Now that I have covered how you don’t have to listen to everyone that wants to give you advice, I want to say that there are some people that you should listen to. This verse doesn’t say, don’t take advice from anyone, it says let your advisor be one in a thousand. This means, be selective. I believe that everyone needs someone they can bounce ideas off of, someone that can tell them when they are doing something that is not healthy or dangerous. Someone that can be real and honest with them. However, I believe that you should make sure that this person’s belief’s and values are aligned with yours. Make sure they are someone that you can trust and that they really know you. They know your inner most desires, they know what your values are, they know what you struggle with and what you excel at. Be selective in who you ask for advice from and even when you trust the person, listen to their advice, take it under advisement and weigh it in your decision making process, but ultimately, you will need to make your own decision.
If you want to save yourself a lot of anxiety, stress, and heartache, then you be intentional about who you chose to take advice from. Be intentional about how you talk to others and about others. “Pleasant speech mulitiplies friends,” this is a great verse to remember.
Dear Heavenly Father, I ask that you bless all those listening to this episode today. Lord, help us to be kind to all those that we meet. Help us all have pleasant speech and to mulitply our friends. Help us Lord to be selective with who we take advice from. Help us to not worry so much as to what others think but that we only care what you think of us Lord. Help us to find those few people that we can confide in and that can help advise us. We love you Lord and we are so grateful for all you have done for us. You are amazing and we ask all of this in accordance with your will and in Jesus’ holy name, Amen!

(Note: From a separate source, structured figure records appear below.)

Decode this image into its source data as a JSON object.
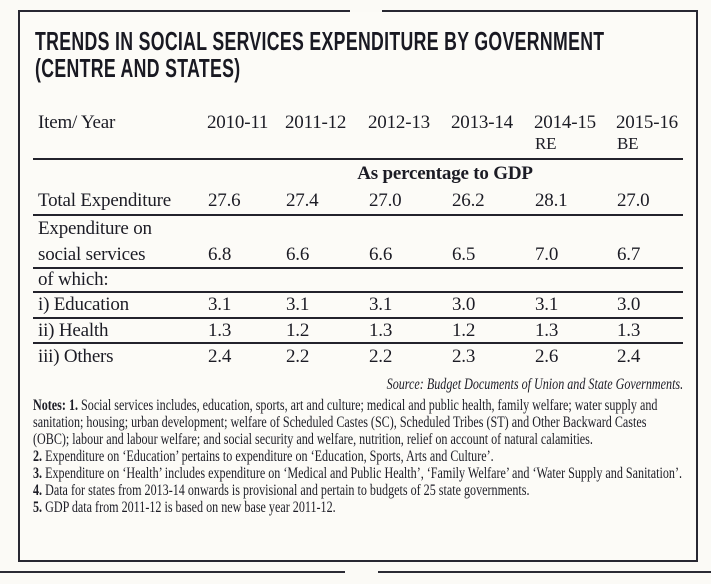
{
  "title": {
    "line1": "TRENDS IN SOCIAL SERVICES EXPENDITURE BY GOVERNMENT",
    "line2": "(CENTRE AND STATES)"
  },
  "table": {
    "header": {
      "item_label": "Item/ Year",
      "years": [
        "2010-11",
        "2011-12",
        "2012-13",
        "2013-14",
        "2014-15",
        "2015-16"
      ],
      "sub": [
        "",
        "",
        "",
        "",
        "RE",
        "BE"
      ]
    },
    "section_label": "As percentage to GDP",
    "rows": [
      {
        "label": "Total Expenditure",
        "values": [
          "27.6",
          "27.4",
          "27.0",
          "26.2",
          "28.1",
          "27.0"
        ]
      },
      {
        "label": "Expenditure on",
        "label2": "social services",
        "values": [
          "6.8",
          "6.6",
          "6.6",
          "6.5",
          "7.0",
          "6.7"
        ]
      },
      {
        "label": "of which:",
        "values": []
      },
      {
        "label": "i) Education",
        "values": [
          "3.1",
          "3.1",
          "3.1",
          "3.0",
          "3.1",
          "3.0"
        ]
      },
      {
        "label": "ii) Health",
        "values": [
          "1.3",
          "1.2",
          "1.3",
          "1.2",
          "1.3",
          "1.3"
        ]
      },
      {
        "label": "iii) Others",
        "values": [
          "2.4",
          "2.2",
          "2.2",
          "2.3",
          "2.6",
          "2.4"
        ]
      }
    ],
    "source": "Source: Budget Documents of Union and State Governments."
  },
  "notes": [
    {
      "prefix": "Notes: 1.",
      "text": " Social services includes, education, sports, art and culture; medical and public health, family welfare; water supply and sanitation; housing; urban development; welfare of Scheduled Castes (SC), Scheduled Tribes (ST) and Other Backward Castes (OBC); labour and labour welfare; and social security and welfare, nutrition, relief on account of natural calamities."
    },
    {
      "prefix": "2.",
      "text": " Expenditure on ‘Education’ pertains to expenditure on ‘Education, Sports, Arts and Culture’."
    },
    {
      "prefix": "3.",
      "text": " Expenditure on ‘Health’ includes expenditure on ‘Medical and Public Health’, ‘Family Welfare’ and ‘Water Supply and Sanitation’."
    },
    {
      "prefix": "4.",
      "text": " Data for states from 2013-14 onwards is provisional and pertain to budgets of 25 state governments."
    },
    {
      "prefix": "5.",
      "text": " GDP data from 2011-12 is based on new base year 2011-12."
    }
  ],
  "colors": {
    "ink": "#1c1c25",
    "rule": "#23232c",
    "paper": "#fbfaf6"
  }
}
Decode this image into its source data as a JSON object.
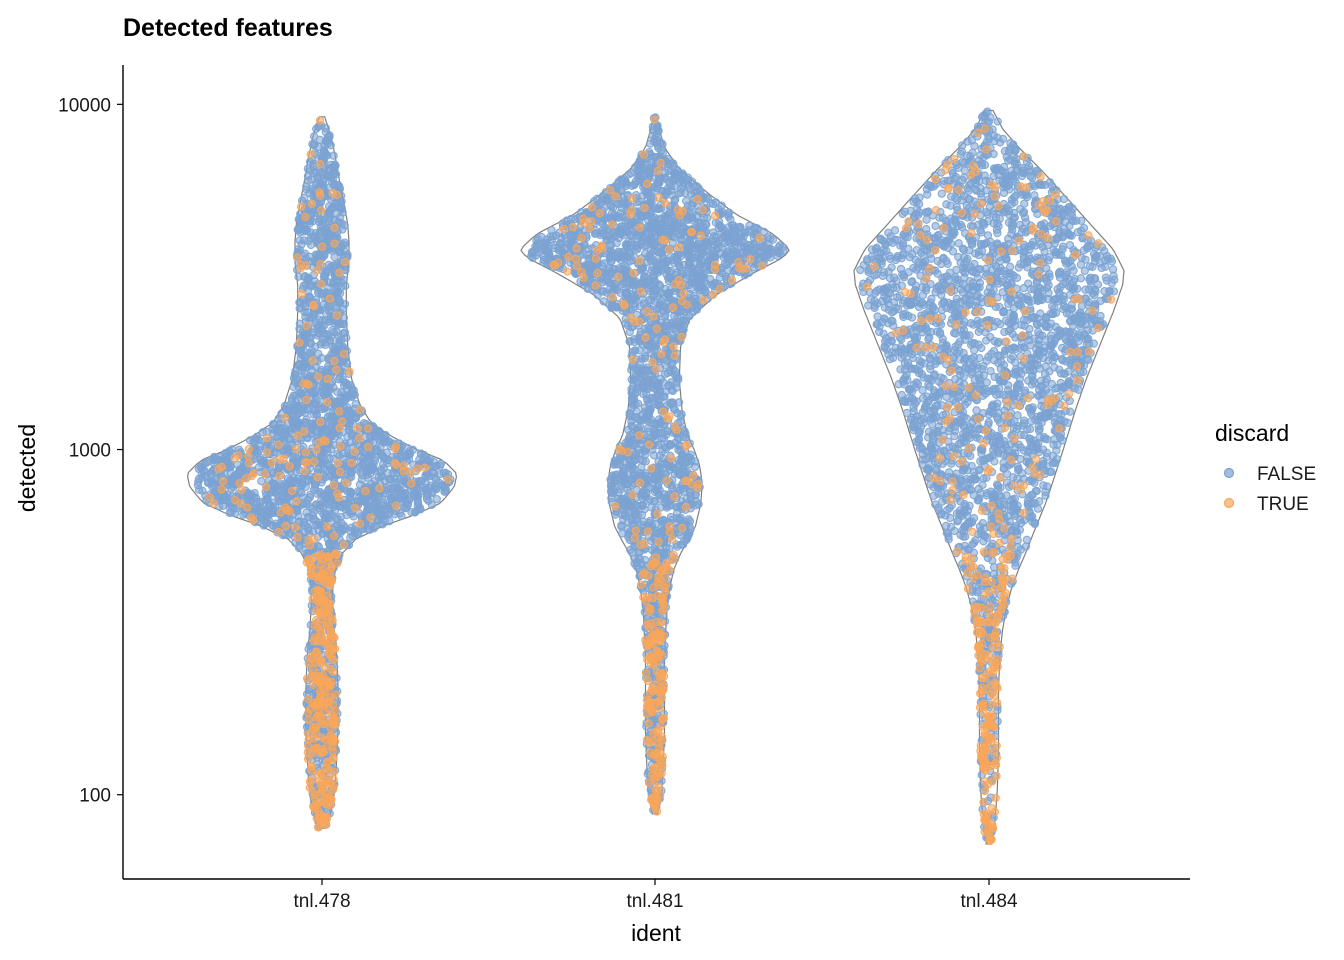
{
  "chart_data": {
    "type": "violin",
    "title": "Detected features",
    "xlabel": "ident",
    "ylabel": "detected",
    "y_scale": "log10",
    "ylim": [
      57,
      13000
    ],
    "y_ticks": [
      {
        "value": 100,
        "label": "100"
      },
      {
        "value": 1000,
        "label": "1000"
      },
      {
        "value": 10000,
        "label": "10000"
      }
    ],
    "categories": [
      "tnl.478",
      "tnl.481",
      "tnl.484"
    ],
    "grid": false,
    "legend": {
      "title": "discard",
      "position": "right",
      "entries": [
        {
          "label": "FALSE",
          "color": "#7BA3D2"
        },
        {
          "label": "TRUE",
          "color": "#F9A65A"
        }
      ]
    },
    "series": [
      {
        "category": "tnl.478",
        "min": 80,
        "max": 9200,
        "outline_color": "#7f7f7f",
        "density_profile": [
          [
            80,
            0.03
          ],
          [
            90,
            0.07
          ],
          [
            100,
            0.09
          ],
          [
            110,
            0.1
          ],
          [
            130,
            0.11
          ],
          [
            160,
            0.12
          ],
          [
            200,
            0.12
          ],
          [
            250,
            0.11
          ],
          [
            300,
            0.09
          ],
          [
            350,
            0.08
          ],
          [
            400,
            0.08
          ],
          [
            450,
            0.1
          ],
          [
            500,
            0.15
          ],
          [
            550,
            0.25
          ],
          [
            600,
            0.45
          ],
          [
            650,
            0.7
          ],
          [
            700,
            0.88
          ],
          [
            780,
            0.98
          ],
          [
            850,
            1.0
          ],
          [
            930,
            0.9
          ],
          [
            1000,
            0.7
          ],
          [
            1100,
            0.5
          ],
          [
            1200,
            0.36
          ],
          [
            1350,
            0.28
          ],
          [
            1600,
            0.22
          ],
          [
            2000,
            0.19
          ],
          [
            2500,
            0.18
          ],
          [
            3000,
            0.18
          ],
          [
            3500,
            0.2
          ],
          [
            4000,
            0.2
          ],
          [
            4500,
            0.19
          ],
          [
            5000,
            0.17
          ],
          [
            6000,
            0.13
          ],
          [
            7000,
            0.1
          ],
          [
            8000,
            0.07
          ],
          [
            9200,
            0.02
          ]
        ],
        "points": [
          {
            "label": "FALSE",
            "n": 2600
          },
          {
            "label": "TRUE",
            "n": 420
          }
        ]
      },
      {
        "category": "tnl.481",
        "min": 88,
        "max": 9300,
        "outline_color": "#7f7f7f",
        "density_profile": [
          [
            88,
            0.02
          ],
          [
            100,
            0.05
          ],
          [
            120,
            0.06
          ],
          [
            150,
            0.07
          ],
          [
            200,
            0.07
          ],
          [
            250,
            0.07
          ],
          [
            300,
            0.08
          ],
          [
            350,
            0.09
          ],
          [
            400,
            0.11
          ],
          [
            450,
            0.14
          ],
          [
            500,
            0.19
          ],
          [
            550,
            0.25
          ],
          [
            600,
            0.3
          ],
          [
            700,
            0.34
          ],
          [
            800,
            0.35
          ],
          [
            900,
            0.33
          ],
          [
            1000,
            0.29
          ],
          [
            1100,
            0.24
          ],
          [
            1300,
            0.2
          ],
          [
            1600,
            0.18
          ],
          [
            2000,
            0.19
          ],
          [
            2400,
            0.26
          ],
          [
            2800,
            0.45
          ],
          [
            3200,
            0.7
          ],
          [
            3600,
            0.95
          ],
          [
            3800,
            1.0
          ],
          [
            4200,
            0.88
          ],
          [
            4800,
            0.6
          ],
          [
            5500,
            0.4
          ],
          [
            6500,
            0.18
          ],
          [
            7500,
            0.07
          ],
          [
            8500,
            0.03
          ],
          [
            9300,
            0.01
          ]
        ],
        "points": [
          {
            "label": "FALSE",
            "n": 2600
          },
          {
            "label": "TRUE",
            "n": 300
          }
        ]
      },
      {
        "category": "tnl.484",
        "min": 72,
        "max": 9600,
        "outline_color": "#7f7f7f",
        "density_profile": [
          [
            72,
            0.02
          ],
          [
            80,
            0.04
          ],
          [
            90,
            0.05
          ],
          [
            100,
            0.06
          ],
          [
            130,
            0.07
          ],
          [
            160,
            0.07
          ],
          [
            200,
            0.07
          ],
          [
            250,
            0.08
          ],
          [
            300,
            0.1
          ],
          [
            350,
            0.13
          ],
          [
            400,
            0.17
          ],
          [
            450,
            0.22
          ],
          [
            500,
            0.27
          ],
          [
            600,
            0.35
          ],
          [
            700,
            0.42
          ],
          [
            800,
            0.47
          ],
          [
            1000,
            0.55
          ],
          [
            1300,
            0.64
          ],
          [
            1600,
            0.72
          ],
          [
            2000,
            0.82
          ],
          [
            2500,
            0.92
          ],
          [
            3000,
            0.99
          ],
          [
            3300,
            1.0
          ],
          [
            3800,
            0.92
          ],
          [
            4500,
            0.75
          ],
          [
            5500,
            0.55
          ],
          [
            6500,
            0.38
          ],
          [
            7500,
            0.22
          ],
          [
            8500,
            0.1
          ],
          [
            9600,
            0.03
          ]
        ],
        "points": [
          {
            "label": "FALSE",
            "n": 2600
          },
          {
            "label": "TRUE",
            "n": 340
          }
        ]
      }
    ]
  }
}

Thank you so much for joining me on this journey to walk boldly with Jesus. I wanted to mention that my boys are off school this week for Christmas vacation, Tony is also off from work several days this week, and my sister is visiting from another state. I am still planning on getting the podcast out each day as I truly enjoy spending that time with the Lord and with you. However, if it is not out first thing in the morning know that all is ok, I am just spending time with my family and I will get it posted as soon as I can. Thank you for your understanding. I look forward to spending time with you again tomorrow. Have a blessed day!